I will be the first to admit it, I don't usually read gag manga. The whole point of there not being any real story or continuation throughout a manga is still something that throws my head for a little spin. I need action, suspense, plot even ( I know that's a shocking concept for some people). Yet I gotta say, Zetsubou was a pretty enjoyable read. Much smarter than I was expecting from a gag manga. The jokes were a little smarter and the numerous references that is shoved into this manga is pretty impressive.

More gag manga like this black comedy might need to be found in my near future.

I will not lie to you, I had absolutely no idea what this manga was about before I started reading it. All I knew was that it had an anime adaption and all the covers of the tankobons showcased a man and younger girls wearing historical dress. These two observations equated a historical drama in my brain. I mean really, what Japanese person wears a hakama for their regular dress nowadays? This is a very normal and logical assumption.

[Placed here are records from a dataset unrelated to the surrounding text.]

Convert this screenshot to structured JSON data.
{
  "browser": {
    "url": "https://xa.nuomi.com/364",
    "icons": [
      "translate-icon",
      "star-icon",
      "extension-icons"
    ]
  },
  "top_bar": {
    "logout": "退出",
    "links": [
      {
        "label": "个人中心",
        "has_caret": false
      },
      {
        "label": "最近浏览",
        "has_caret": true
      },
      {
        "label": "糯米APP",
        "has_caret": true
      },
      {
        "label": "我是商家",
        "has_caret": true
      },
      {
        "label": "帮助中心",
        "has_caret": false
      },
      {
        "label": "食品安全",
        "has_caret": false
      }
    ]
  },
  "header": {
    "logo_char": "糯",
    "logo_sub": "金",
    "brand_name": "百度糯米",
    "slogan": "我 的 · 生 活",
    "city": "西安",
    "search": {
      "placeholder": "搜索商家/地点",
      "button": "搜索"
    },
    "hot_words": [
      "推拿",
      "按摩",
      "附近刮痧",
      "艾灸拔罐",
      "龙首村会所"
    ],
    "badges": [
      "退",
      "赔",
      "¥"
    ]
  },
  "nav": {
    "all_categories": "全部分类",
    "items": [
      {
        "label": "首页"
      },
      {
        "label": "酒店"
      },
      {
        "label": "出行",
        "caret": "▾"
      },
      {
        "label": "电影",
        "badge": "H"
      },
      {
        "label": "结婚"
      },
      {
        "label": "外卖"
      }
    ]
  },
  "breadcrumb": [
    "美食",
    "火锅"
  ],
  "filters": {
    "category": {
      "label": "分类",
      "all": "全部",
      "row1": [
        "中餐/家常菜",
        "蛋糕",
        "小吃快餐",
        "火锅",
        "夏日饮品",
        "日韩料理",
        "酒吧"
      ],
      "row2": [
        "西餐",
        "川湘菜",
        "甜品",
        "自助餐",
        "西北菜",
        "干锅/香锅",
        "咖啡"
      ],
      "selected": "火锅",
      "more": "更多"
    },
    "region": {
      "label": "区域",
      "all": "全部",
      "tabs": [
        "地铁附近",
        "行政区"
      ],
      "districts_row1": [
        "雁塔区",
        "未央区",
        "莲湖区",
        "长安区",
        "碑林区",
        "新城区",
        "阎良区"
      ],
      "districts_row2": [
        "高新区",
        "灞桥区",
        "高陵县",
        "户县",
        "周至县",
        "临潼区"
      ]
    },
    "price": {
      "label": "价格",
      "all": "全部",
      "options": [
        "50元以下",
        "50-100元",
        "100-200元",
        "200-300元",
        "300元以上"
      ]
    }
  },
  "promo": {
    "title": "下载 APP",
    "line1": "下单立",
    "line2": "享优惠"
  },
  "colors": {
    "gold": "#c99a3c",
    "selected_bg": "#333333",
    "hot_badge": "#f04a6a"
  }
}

Little did I know. When I was created with the main male character trying to commit suicide within the first 3 pages, lets just say that I was thrown off and realized that my original expectation of this manga was not going to be coming true at all. 

After reading the first 30 or so chapters in one sitting and laughing through most of it both surprised and delighted me. Finally, a manga that poked fun at not just the Japanese but the rest of the world. There are political, panty, cultural, logical, illogical, and everything under the sun kinda jokes in this manga. There were references to other manga, otaku culture, Michael Jackson showed up numerous times, the famous Adachi Mitsuru Touch quotes came out, and I'm pretty sure that every Prime Minister in the last 6 years was in this series at least twice for each other them. I laughed every time I saw them.

Kumeta is one very well read individual. The fact that most of his chapter titles are connected to famous quotes from Japanese and Western authors alone proves this fact, but the sheer amount of cultural capital that gushes out of every chapter of this 300+ chapter manga just reinforces that knowledge. From what I've read from the scanlations I could find, the translators had to create pages of translation notes so that readers would be able to follow and understand a bulk of that cultural capital. I am not a fan of Yukio Mishima's novels, but the fact that I could spot a quote of his in the chapters or a reference to Murakami in the text just impresses me even further. Of course, that might also be because I was coming into this series completely blind, except for the use of cover art as plot indicator.

You hear all the time that the Japanese themselves take their culture and history very seriously and that they don't understand the concept of irony, but this manga is proof that there is at least a small population of this country that does actually understand how to laugh at themselves. It's actually pretty refreshing when you think about it. While there are still some issues with sarcasm, the irony of life is getting through to some Japanese.

While the harem of school girls with their very clique personalities were amusing for most of the first 50 or so chapters, I found myself getting pretty tired of them after that. The way that they interacted with the other characters and set each other up as the butt of the jokes was still entertaining on a service level, but I still enjoyed the manga more for the other references that were made. It also becomes obvious about chapter 100 that Kumeta created his own formula for how most chapters would be set up. The stalker is always surprisingly saying something for the teacher to say, "Oh, you were there?" every chapter got pretty old pretty fast. 

That's the problem with gag manga. There is always a point where the formula is established and both the mangaka and the reader fall into this routine every chapter instead of something completely new and unexpected happening and the reader gets bored. I kept hoping that something would change in the routine, but alas it didn't in the chapters I have read. And after a while, it becomes obvious that the mangaka is also stretching each joke and each reaction for the 14 pages he had to fill. Gag manga with all this capital and cultural critiques runs out of material pretty fast when its a weekly serialization.

The manga is actually finishing soon, if not already finished in the magazine, I can only hope that the last chapters were epic in some way shape or form.